Winslow was a 19th century renaissance man, he was a physician, graduating from Harvard Medical School in 1843, he was a diplomat, serving as the US Consul in Payta Peru in 1862, and he was an author, penning such titles as “Cosmography, or the Philosophical View of the Universe” in 1853. Not to mention the fact that his cremation was the second ever recorded in American history!
The modern “spooky” connotation of the tale of Winslow’s heart may focus on the ripping of a heart from a body and traveling cross land and sea – disembodied and homeless. But the sentiment of the story reveals a man with a deep and loving connection to his home and family. One so moving that he was compelled to order the removal of a vital organ from his body so that it may rest in his homeland and his remains may rest with his wife, Lydia Jones Winslow on Mound Avenue in Mount Auburn Cemetery.
But is the tale of Winslow’s heart just a ghost story? Were his strange, and intricate wishes ever realized? According to a man named Edward Rose Snow, the story is true. In the 1940’s Snow came to Nantucket on a mission to find the truth behind the tale of Winslow’s heart. With permission from the caretakers of Newtown Cemetery, he used an iron rod to poke around the ground surrounding the Winslow family plot. Sure, enough he hit a small chest and upon opening the chest they found a smaller oak box, and inside this oak box there was a glass vessel, and sitting inside was a human heart—just as Charles Winslow requested.
The above research and script was from a video I never finished making. I went to Nantucket, filmed the grave, and even filmed at Charles Winslow’s old house on India Street off the main drag of the island, and the footage sat on my hard-drive for four years.
Shortly after the finalization of the edit of the video I was diagnosed with cancer, and the story and location lost it’s shine, along with the rest of the world. In 2022, as I was finishing chemo I re-cut the footage I had captured at Winsow’s grave and interspersed it with videos of me in cancer treatment, and adjusting to my new home in Somerville.
More than anything else, the tale of Winslow’s Heart is an important story about home and belonging to me. I closed on my first home on May 13th 2021. One week later I would find the lump in my breast that was trying to kill me. Suddenly, my first home that was filled with optimism and promise became the sick house; The toilet I became all too familiar with after hours of leaning over it. The bed that became my ball and chain because I was too tired to rise from it. The endless list of furniture to buy, and pictures to hang, all postponed because I was too fatigued to make my house a home. At that point in my life, my first house was akin to the room in The Yellow Wallpaper: an undulating cataclysm of uncertainty, nausea, and fear. But as I look back on it in 2024, it was all of those things, but it was also my safe haven.

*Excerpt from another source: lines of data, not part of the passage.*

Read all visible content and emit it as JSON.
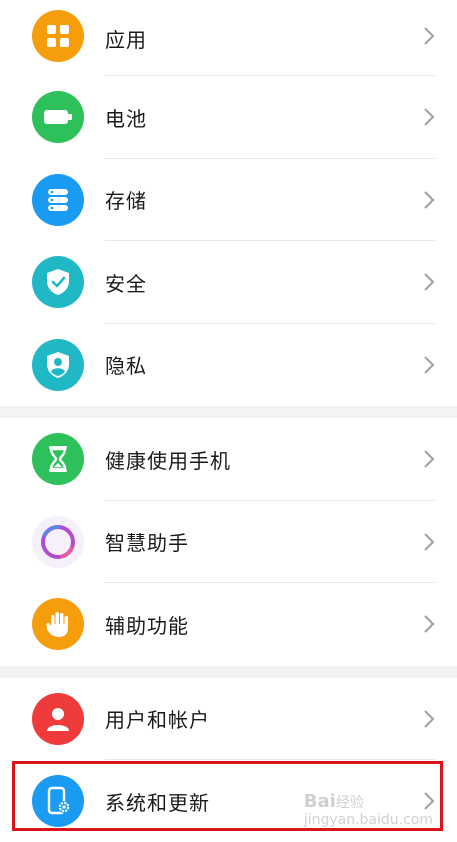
{
  "colors": {
    "apps": "#f59d0b",
    "battery": "#2ec05a",
    "storage": "#1a9bf2",
    "security": "#21b8c6",
    "privacy": "#21b8c6",
    "digital_balance": "#2ec05a",
    "assistant_ring": "#b04ccf",
    "accessibility": "#f59d0b",
    "users": "#ef3b3b",
    "system": "#1a9bf2",
    "highlight": "#d9151c"
  },
  "settings": {
    "group1": [
      {
        "label": "应用",
        "icon": "apps-grid-icon"
      },
      {
        "label": "电池",
        "icon": "battery-icon"
      },
      {
        "label": "存储",
        "icon": "storage-icon"
      },
      {
        "label": "安全",
        "icon": "security-shield-icon"
      },
      {
        "label": "隐私",
        "icon": "privacy-shield-user-icon"
      }
    ],
    "group2": [
      {
        "label": "健康使用手机",
        "icon": "hourglass-icon"
      },
      {
        "label": "智慧助手",
        "icon": "assistant-ring-icon"
      },
      {
        "label": "辅助功能",
        "icon": "hand-icon"
      }
    ],
    "group3": [
      {
        "label": "用户和帐户",
        "icon": "user-icon"
      },
      {
        "label": "系统和更新",
        "icon": "phone-gear-icon"
      }
    ]
  },
  "watermark": {
    "logo": "Bai",
    "logo2": "经验",
    "url": "jingyan.baidu.com"
  }
}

It was the place where my boyfriend picked me up off the couch when I was crying, hoisted me on his shoulders and told me that he would carry me through this ordeal, just as if he was carrying me on his back. It was where my cat Winslow taught me how to stretch on the floor of my office–where my mother watched me sleep as I recovered from surgery– the doorstep where my friends brought me food. My home was much more than the suffering I endured within it’s walls. Eventually, the nausea and dread I felt when occupying the house shriveled and died along with the cancer inside me.

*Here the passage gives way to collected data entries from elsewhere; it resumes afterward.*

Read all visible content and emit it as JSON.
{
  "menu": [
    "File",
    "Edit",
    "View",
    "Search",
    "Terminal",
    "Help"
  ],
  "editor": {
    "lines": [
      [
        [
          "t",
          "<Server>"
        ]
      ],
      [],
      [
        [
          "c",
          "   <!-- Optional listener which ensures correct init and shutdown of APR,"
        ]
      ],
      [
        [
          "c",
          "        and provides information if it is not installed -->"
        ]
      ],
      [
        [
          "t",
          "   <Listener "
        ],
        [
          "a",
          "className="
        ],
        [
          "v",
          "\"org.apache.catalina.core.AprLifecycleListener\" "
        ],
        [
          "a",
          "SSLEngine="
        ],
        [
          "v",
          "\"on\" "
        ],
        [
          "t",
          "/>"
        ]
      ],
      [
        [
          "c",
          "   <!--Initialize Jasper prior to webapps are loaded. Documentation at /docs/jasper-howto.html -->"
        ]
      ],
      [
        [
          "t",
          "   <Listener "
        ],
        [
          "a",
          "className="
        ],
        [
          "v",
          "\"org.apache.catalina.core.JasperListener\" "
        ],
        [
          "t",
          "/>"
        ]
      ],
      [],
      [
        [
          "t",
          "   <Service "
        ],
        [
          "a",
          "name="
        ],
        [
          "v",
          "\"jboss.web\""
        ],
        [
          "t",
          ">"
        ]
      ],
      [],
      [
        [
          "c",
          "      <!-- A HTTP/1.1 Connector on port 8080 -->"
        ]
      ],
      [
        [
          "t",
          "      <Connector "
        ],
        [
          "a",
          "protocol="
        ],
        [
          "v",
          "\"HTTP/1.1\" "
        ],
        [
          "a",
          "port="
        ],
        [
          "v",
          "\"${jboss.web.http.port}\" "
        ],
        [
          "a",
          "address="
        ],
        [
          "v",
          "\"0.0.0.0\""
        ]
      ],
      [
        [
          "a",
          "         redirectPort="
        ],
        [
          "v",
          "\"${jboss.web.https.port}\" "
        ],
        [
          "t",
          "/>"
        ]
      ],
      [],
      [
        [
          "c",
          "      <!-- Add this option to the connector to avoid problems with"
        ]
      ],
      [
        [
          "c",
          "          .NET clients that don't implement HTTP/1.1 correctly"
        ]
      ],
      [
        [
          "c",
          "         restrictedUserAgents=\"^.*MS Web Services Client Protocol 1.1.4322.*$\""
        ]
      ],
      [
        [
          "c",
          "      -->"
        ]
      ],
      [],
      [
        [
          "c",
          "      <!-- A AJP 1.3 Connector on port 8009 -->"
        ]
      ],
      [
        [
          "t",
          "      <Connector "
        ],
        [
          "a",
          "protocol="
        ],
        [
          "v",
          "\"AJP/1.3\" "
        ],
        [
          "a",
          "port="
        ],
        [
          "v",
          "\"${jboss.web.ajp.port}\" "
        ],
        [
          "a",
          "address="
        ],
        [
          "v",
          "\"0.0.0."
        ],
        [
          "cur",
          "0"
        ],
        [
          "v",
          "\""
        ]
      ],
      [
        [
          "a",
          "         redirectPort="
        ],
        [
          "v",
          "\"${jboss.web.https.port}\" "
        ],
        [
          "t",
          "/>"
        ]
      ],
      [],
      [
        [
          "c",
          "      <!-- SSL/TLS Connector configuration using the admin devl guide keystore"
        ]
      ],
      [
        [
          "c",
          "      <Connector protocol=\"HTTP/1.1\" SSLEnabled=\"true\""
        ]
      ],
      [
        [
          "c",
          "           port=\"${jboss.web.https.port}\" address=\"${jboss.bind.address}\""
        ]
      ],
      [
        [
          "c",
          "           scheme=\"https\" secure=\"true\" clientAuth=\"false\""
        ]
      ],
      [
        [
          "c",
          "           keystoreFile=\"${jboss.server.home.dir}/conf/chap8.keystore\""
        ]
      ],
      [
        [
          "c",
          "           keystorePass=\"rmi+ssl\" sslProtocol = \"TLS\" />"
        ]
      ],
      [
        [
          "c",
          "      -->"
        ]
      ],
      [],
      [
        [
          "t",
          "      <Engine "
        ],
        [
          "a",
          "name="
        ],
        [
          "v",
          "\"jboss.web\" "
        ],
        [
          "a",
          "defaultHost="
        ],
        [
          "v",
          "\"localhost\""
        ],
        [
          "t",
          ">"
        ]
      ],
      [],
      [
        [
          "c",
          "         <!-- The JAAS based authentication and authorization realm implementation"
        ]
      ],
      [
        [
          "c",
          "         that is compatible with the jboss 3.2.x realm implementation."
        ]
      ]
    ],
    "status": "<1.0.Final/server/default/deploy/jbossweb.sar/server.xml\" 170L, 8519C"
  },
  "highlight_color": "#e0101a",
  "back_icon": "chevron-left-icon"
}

So when I say that Winslow’s Heart is a story of coming home, it means something more personal to me than the colloquial aphorism. It’s the violence of an enclosed room – a ripped-out heart, but also the potential of belonging and the beauty of sacrifice.
I don’t know if I’ll ever publish that re-cut of The Heart of Nantucket video I worked on all those years ago. I’m protective of it and its vulnerability. But sometimes the room needs to be laid bare for all to see.